Wakil Ketua DPR RI Cucun Syamsurijal menegaskan, pengawasan tidak hanya akan diperdalam di tingkat internal BGN, tetapi juga melalui mekanisme kedewanan yang ketat. “DPR pasti akan terus meningkatkan pengawasan, mulai dari perencanaan anggaran, proses pengalokasian, hingga post-audit. Tidak boleh ada lagi ruang bagi praktik korupsi yang merugikan rakyat,” ujar Cucun di Gedung Nusantara II, Senayan, Kamis (4/6/2026).
Komisi IX DPR, yang menjadi mitra kerja BGN, akan segera memasukkan evaluasi menyeluruh terhadap kinerja lembaga tersebut dalam pembahasan Rancangan Anggaran Pendapatan dan Belanja Negara (RAPBN) 2027. Fokus utamanya adalah memastikan transparansi dan akuntabilitas dalam setiap tahapan pengelolaan dana MBG, yang seharusnya menyentuh jutaan keluarga miskin di seluruh Indonesia.

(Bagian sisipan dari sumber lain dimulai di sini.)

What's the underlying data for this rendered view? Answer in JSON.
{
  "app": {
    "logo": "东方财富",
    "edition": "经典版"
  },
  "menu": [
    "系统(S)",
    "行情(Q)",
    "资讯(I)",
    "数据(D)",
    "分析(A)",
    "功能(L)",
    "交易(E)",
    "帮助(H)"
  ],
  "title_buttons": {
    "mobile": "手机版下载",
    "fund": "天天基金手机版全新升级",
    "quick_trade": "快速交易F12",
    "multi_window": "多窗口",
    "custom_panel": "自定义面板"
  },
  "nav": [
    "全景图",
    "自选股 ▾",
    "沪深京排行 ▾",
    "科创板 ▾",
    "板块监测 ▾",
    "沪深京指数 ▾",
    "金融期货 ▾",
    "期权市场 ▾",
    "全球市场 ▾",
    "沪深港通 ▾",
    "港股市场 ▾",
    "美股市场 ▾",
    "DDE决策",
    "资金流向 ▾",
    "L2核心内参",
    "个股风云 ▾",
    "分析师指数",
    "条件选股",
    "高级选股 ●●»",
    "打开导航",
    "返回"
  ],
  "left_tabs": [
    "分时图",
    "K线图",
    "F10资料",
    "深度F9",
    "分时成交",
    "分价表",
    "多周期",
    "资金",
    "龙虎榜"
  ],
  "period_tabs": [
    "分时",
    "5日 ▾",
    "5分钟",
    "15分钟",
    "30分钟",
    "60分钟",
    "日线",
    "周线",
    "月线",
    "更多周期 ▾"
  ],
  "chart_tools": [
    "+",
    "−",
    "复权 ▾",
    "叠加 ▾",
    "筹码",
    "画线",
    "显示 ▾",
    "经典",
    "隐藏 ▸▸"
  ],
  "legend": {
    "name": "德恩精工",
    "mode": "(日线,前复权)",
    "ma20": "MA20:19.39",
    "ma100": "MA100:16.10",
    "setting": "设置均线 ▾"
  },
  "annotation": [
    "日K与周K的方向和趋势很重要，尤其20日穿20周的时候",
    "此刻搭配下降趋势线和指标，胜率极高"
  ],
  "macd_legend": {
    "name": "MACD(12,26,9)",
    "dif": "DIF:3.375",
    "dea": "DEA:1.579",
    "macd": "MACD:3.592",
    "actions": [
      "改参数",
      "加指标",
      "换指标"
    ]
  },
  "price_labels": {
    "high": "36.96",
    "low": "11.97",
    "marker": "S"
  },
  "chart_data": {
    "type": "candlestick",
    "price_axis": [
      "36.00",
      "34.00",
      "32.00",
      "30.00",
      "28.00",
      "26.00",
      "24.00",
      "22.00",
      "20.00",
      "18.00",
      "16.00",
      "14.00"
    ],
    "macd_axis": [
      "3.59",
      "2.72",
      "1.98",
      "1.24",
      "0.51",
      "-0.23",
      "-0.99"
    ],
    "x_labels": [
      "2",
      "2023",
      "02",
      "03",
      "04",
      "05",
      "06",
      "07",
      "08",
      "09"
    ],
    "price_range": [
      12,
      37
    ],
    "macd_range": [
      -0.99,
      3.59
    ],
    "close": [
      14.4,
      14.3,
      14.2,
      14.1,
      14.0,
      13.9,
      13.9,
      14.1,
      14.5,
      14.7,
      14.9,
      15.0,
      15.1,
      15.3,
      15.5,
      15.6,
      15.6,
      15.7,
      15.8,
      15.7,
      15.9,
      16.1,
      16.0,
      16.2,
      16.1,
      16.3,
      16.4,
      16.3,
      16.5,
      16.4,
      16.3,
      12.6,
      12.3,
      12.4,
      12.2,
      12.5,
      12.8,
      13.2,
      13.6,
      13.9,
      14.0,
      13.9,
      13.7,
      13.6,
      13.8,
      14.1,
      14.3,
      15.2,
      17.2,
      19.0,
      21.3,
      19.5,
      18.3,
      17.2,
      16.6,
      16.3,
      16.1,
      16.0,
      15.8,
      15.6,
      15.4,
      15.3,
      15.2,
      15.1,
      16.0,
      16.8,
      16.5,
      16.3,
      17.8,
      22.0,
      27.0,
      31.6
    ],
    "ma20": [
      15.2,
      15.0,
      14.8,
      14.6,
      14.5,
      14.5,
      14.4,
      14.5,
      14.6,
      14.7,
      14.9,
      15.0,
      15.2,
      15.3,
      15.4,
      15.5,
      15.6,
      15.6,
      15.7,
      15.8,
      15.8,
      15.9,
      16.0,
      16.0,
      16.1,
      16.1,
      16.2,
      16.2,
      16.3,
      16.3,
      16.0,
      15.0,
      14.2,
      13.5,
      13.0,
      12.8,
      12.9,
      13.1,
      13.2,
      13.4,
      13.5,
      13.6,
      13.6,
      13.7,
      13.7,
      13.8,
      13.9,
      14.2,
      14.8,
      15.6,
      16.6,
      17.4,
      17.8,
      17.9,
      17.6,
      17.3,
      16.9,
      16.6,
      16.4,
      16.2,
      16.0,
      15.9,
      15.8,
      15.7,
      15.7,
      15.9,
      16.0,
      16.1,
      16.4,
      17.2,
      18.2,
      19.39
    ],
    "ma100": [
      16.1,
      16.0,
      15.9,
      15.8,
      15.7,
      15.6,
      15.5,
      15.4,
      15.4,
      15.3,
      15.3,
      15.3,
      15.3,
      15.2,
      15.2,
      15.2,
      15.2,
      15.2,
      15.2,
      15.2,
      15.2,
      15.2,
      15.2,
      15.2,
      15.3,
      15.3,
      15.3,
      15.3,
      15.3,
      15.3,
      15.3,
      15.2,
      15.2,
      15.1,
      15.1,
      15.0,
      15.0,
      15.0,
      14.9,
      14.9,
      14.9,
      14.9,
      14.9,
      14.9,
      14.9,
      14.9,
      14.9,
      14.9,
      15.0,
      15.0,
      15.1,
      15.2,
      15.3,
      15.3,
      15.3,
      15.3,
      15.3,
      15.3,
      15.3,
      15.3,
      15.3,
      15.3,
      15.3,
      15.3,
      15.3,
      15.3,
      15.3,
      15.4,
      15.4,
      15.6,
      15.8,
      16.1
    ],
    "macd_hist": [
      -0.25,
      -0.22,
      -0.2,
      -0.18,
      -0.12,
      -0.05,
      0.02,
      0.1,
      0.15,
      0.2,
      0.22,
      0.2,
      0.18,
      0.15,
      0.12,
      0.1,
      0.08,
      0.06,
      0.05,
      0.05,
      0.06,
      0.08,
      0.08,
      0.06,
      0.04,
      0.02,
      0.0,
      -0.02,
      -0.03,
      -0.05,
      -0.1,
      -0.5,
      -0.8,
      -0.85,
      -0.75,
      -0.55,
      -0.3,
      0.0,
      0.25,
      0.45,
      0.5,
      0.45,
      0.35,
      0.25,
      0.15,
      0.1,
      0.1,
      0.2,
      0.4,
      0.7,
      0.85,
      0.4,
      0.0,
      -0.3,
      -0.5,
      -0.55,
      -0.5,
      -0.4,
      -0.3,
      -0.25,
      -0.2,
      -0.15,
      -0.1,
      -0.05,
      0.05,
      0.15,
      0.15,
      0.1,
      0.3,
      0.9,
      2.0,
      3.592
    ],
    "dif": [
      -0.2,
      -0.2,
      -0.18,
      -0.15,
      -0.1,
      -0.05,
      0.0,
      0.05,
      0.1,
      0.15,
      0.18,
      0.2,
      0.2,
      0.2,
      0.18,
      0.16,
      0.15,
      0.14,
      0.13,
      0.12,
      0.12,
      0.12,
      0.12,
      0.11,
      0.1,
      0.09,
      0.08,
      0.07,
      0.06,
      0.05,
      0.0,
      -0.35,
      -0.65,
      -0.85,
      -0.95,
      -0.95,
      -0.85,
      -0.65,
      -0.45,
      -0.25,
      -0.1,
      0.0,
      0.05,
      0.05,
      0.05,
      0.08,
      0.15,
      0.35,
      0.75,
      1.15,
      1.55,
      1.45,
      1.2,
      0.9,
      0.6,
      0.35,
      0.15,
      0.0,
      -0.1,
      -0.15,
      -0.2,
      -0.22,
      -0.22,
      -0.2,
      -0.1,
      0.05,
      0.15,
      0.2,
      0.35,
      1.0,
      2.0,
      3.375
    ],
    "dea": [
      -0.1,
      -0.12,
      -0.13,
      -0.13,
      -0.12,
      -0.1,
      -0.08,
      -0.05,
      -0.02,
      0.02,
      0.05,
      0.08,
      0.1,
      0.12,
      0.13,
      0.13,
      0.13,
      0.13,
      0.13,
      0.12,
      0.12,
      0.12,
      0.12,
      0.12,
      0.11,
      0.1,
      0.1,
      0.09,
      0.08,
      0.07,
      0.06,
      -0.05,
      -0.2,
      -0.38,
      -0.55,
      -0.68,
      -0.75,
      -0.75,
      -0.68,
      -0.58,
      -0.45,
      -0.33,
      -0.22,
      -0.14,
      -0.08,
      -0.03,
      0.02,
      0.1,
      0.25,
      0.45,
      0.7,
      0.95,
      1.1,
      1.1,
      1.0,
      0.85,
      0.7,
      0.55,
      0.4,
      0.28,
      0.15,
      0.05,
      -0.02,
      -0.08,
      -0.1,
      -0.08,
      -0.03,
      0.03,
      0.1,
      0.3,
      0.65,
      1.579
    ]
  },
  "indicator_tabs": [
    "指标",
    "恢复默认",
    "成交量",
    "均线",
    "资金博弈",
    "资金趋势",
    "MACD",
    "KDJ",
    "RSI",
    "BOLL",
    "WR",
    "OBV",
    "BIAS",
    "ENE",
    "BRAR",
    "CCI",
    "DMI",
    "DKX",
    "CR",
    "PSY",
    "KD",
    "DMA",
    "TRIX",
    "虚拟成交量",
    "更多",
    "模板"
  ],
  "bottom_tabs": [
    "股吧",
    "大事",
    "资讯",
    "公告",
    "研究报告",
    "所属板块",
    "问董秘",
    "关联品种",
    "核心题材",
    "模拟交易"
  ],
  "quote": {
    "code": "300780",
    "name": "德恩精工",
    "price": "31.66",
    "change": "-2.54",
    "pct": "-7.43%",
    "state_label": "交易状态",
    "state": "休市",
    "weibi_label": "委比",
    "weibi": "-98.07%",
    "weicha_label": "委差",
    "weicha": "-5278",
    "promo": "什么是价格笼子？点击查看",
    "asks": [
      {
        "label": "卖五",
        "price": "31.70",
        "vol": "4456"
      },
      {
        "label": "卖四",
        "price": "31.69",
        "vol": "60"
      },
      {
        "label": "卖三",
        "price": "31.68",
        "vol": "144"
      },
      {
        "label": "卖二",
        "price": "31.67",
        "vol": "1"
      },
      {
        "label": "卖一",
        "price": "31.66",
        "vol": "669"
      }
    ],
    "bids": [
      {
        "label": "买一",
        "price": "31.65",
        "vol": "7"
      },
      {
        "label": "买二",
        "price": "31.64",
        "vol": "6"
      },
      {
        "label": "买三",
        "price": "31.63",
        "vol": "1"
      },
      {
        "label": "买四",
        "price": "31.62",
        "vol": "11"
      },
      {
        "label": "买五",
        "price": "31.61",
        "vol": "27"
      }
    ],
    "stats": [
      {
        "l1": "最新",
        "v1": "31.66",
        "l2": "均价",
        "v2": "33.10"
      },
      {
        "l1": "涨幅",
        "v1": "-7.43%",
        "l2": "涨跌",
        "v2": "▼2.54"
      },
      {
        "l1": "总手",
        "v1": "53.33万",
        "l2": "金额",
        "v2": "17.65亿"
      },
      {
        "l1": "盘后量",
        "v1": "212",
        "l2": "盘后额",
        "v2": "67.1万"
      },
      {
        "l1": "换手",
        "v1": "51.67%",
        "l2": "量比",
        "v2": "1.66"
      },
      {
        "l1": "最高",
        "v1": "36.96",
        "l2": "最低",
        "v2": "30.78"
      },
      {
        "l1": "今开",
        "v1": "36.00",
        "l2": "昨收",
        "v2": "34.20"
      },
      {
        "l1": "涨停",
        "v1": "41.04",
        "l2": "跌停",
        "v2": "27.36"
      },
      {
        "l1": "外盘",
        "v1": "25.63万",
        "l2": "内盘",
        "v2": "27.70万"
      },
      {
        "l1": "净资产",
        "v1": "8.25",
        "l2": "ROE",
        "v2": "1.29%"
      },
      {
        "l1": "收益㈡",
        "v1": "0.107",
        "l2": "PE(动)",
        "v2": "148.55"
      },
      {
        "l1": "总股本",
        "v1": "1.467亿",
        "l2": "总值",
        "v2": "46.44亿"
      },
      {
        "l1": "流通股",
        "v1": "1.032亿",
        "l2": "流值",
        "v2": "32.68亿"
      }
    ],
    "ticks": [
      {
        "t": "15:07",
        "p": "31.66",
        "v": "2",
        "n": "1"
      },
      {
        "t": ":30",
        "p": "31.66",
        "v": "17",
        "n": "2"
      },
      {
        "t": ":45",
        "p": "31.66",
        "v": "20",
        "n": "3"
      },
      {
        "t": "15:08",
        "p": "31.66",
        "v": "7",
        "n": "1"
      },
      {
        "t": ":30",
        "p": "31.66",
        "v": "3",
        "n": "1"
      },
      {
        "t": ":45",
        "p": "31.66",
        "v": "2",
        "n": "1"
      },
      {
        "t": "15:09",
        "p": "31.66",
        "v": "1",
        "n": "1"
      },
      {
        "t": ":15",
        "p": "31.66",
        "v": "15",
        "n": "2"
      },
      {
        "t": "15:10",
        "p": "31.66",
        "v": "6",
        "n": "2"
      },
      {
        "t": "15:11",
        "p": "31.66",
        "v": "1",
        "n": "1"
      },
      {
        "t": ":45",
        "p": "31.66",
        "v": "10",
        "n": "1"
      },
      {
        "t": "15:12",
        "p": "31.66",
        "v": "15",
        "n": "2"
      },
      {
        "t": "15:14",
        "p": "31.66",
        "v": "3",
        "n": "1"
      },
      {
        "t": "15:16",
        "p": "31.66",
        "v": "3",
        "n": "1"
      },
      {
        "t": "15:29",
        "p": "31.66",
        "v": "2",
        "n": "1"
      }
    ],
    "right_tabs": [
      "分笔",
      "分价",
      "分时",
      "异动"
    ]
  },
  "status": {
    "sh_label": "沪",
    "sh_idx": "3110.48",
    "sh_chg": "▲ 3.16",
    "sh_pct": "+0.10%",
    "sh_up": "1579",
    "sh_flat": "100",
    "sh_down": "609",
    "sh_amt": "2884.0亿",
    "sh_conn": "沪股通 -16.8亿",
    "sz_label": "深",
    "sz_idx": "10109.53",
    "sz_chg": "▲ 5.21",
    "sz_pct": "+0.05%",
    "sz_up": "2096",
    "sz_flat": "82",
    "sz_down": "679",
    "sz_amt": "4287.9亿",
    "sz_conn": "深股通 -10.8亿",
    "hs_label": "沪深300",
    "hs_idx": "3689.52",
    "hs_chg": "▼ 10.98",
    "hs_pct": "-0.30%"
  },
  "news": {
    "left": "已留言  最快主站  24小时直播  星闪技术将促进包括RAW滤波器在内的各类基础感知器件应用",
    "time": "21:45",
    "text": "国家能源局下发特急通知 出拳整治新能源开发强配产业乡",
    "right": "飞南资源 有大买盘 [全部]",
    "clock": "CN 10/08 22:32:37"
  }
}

Cucun menekankan, pengawasan bukan hanya tanggung jawab DPR. Internal BGN pun wajib memperkuat fungsi inspektorat dan sistem kontrol mandiri. “Negara ini punya mekanisme saling mengawasi: inspektorat, BPK, KPK, dan DPR. Semua harus berjalan sinergis. Jangan sampai ada yang menganggap ini hanya masalah administrasi biasa,” tegasnya.
Kasus ini mengungkap praktik jual-beli titik distribusi MBG, pengadaan barang tak sesuai spesifikasi—termasuk proyek motor listrik senilai Rp1 triliun yang jatuh ke vendor tidak memenuhi syarat—hingga manipulasi data penerima manfaat. Temuan ini memicu reaksi cepat dari Kementerian Sekretariat Negara, yang langsung mencopot Dadan dari jabatannya, serta dorongan dari KPK untuk mereformasi total tata kelola program MBG.
DPR menegaskan, pemulihan kepercayaan publik terhadap program sosial ini hanya mungkin dilakukan melalui transparansi berkelanjutan, sanksi tegas bagi pelaku, dan sistem pengawasan yang tidak bisa lagi dihindari atau dimanipulasi. “Kita tidak bisa lagi berkompromi dengan uang rakyat yang seharusnya menjangkau anak-anak kurang gizi, bukan kantong para pejabat,” pungkas Cucun.